Deep Self-Reconstruction Sparse Canonical Correlation Analysis For Brain Imaging Genetics

Abstract

Brain imaging genetics is an emerging research field to explore the underlying genetic architecture of brain structure and function measured by different imaging modalities. As a bi-multivariate technique for brain imaging genetics, sparse canonical correlation analysis (SCCA) has the good ability to identify complex multi-SNP-multi-QT associations.
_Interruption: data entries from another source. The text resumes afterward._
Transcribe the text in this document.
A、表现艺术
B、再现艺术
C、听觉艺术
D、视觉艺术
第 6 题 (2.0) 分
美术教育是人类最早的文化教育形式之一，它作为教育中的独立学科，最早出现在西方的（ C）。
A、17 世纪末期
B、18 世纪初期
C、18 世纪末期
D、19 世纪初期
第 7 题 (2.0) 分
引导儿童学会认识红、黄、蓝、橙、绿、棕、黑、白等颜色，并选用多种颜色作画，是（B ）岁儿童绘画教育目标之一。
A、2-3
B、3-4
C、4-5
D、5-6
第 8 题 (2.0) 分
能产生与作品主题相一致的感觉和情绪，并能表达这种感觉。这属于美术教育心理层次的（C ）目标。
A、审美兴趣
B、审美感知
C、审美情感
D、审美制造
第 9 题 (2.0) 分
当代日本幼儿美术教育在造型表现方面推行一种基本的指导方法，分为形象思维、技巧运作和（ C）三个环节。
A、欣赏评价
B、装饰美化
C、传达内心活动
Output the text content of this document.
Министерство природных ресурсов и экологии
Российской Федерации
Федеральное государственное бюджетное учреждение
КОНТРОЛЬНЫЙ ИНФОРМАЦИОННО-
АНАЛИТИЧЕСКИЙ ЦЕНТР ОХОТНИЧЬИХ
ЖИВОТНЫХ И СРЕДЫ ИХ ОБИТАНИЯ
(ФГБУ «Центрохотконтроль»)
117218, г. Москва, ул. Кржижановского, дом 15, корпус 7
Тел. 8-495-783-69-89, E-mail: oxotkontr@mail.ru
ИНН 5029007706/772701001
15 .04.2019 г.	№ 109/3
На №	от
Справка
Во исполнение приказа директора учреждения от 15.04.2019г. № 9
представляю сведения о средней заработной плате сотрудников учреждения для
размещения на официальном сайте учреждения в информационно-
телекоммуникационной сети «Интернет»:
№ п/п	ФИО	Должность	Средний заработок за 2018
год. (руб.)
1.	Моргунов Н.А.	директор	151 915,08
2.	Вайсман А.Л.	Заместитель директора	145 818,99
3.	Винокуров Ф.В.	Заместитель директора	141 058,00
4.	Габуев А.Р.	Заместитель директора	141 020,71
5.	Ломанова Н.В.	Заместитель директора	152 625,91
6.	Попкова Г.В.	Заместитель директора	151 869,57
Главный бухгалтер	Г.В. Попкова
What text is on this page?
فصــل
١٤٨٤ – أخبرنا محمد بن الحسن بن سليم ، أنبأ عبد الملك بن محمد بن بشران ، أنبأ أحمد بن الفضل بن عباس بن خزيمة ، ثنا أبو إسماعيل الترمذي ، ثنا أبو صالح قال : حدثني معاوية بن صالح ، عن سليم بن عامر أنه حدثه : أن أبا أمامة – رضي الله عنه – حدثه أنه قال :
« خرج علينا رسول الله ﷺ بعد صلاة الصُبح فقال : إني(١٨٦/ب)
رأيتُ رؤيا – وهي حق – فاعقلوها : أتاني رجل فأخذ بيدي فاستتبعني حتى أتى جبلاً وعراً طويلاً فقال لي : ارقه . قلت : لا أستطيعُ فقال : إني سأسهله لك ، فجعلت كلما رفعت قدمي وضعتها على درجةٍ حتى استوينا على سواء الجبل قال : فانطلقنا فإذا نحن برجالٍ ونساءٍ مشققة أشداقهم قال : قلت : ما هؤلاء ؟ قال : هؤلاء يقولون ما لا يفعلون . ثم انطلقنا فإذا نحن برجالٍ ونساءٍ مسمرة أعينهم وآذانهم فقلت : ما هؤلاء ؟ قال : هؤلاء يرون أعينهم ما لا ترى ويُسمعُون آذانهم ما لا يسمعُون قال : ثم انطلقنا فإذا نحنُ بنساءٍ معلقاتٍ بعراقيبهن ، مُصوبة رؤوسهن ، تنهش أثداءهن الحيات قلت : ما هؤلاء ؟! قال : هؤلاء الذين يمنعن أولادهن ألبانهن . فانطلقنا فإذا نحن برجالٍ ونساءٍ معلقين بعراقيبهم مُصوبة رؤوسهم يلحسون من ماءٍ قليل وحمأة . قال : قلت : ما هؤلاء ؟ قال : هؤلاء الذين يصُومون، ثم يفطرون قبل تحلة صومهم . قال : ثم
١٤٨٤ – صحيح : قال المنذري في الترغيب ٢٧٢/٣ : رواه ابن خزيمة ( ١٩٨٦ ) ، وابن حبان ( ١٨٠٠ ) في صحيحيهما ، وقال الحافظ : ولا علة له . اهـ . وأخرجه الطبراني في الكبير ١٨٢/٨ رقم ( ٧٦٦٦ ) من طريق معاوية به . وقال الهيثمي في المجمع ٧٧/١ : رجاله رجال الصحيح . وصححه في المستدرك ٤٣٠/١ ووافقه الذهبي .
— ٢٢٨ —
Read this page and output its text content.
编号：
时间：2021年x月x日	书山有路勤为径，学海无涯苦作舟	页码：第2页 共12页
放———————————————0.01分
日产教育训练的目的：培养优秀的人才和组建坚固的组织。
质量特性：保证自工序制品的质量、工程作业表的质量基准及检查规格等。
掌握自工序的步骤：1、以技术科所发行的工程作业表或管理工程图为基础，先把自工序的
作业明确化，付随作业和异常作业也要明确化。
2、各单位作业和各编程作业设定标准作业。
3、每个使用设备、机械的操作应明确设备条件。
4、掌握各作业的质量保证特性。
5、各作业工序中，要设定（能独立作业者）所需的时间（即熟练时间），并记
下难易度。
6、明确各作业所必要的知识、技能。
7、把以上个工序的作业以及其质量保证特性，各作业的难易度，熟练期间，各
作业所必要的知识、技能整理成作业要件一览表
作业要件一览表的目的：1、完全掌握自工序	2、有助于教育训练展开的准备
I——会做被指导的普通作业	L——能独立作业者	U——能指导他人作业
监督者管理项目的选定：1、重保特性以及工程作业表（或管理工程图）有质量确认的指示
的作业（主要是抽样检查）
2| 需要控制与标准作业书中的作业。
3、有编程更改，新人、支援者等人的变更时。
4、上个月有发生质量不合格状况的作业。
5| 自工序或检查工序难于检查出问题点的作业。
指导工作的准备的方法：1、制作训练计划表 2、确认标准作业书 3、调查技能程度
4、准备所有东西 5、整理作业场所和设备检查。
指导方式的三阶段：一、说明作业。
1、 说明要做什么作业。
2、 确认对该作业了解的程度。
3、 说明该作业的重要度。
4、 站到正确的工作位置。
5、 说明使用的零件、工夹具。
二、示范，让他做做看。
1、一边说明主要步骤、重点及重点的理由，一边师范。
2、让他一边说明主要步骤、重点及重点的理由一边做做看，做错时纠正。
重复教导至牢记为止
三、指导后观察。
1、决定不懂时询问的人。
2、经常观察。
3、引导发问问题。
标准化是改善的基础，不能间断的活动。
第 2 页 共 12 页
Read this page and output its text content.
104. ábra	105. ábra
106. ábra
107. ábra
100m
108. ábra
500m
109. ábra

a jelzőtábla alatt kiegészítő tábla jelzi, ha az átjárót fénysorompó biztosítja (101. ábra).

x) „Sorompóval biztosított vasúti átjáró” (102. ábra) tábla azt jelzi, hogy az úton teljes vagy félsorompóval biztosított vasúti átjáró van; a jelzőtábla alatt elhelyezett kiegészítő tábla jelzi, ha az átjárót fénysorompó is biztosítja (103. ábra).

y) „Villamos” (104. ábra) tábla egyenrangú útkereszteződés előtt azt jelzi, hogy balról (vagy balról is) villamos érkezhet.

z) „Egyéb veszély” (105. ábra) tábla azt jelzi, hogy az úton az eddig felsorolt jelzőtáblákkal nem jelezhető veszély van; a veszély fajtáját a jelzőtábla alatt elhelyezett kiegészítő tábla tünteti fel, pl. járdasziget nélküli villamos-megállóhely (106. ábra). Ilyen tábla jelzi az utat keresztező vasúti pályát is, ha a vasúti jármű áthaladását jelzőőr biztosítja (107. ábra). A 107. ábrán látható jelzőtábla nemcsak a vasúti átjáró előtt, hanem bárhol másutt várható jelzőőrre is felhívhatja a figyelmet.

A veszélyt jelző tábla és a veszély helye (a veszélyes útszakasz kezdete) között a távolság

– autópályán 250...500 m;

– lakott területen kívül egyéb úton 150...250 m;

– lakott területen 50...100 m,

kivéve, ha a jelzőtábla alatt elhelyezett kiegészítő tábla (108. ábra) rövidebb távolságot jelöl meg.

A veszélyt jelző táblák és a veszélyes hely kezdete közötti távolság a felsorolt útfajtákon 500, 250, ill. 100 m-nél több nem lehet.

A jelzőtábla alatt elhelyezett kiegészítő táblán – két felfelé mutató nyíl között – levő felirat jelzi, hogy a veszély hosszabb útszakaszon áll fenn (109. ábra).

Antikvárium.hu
However, for most current brain imaging genetics with SCCA, there exist three main challenges for calculating accurate bi-multivariate relationships and selecting relevant features, i.e., nonlinearity, high-dimensionality (across all 4005 network edges between 90 brain regions), and a small number of subjects. We propose a novel deep self-reconstruction sparse canonical correlation analysis (DS-SCCA) for solving mentioned challenges in brain imaging genetics problems. Specifically, we employ deep network, i.e., multiple stacked layers of nonlinear transformation, as the kernel function, and learn the self-reconstruction matrix to reconstruct the original data at the top layer of the network. The parameters of our model are iteratively learned using parametric approach, augmented Lagrange method, and stochastic gradient descent for optimization. Experimental results on ADNI dataset are given to demonstrate that our method produces improved cross-validation performances and biologically meaningful results.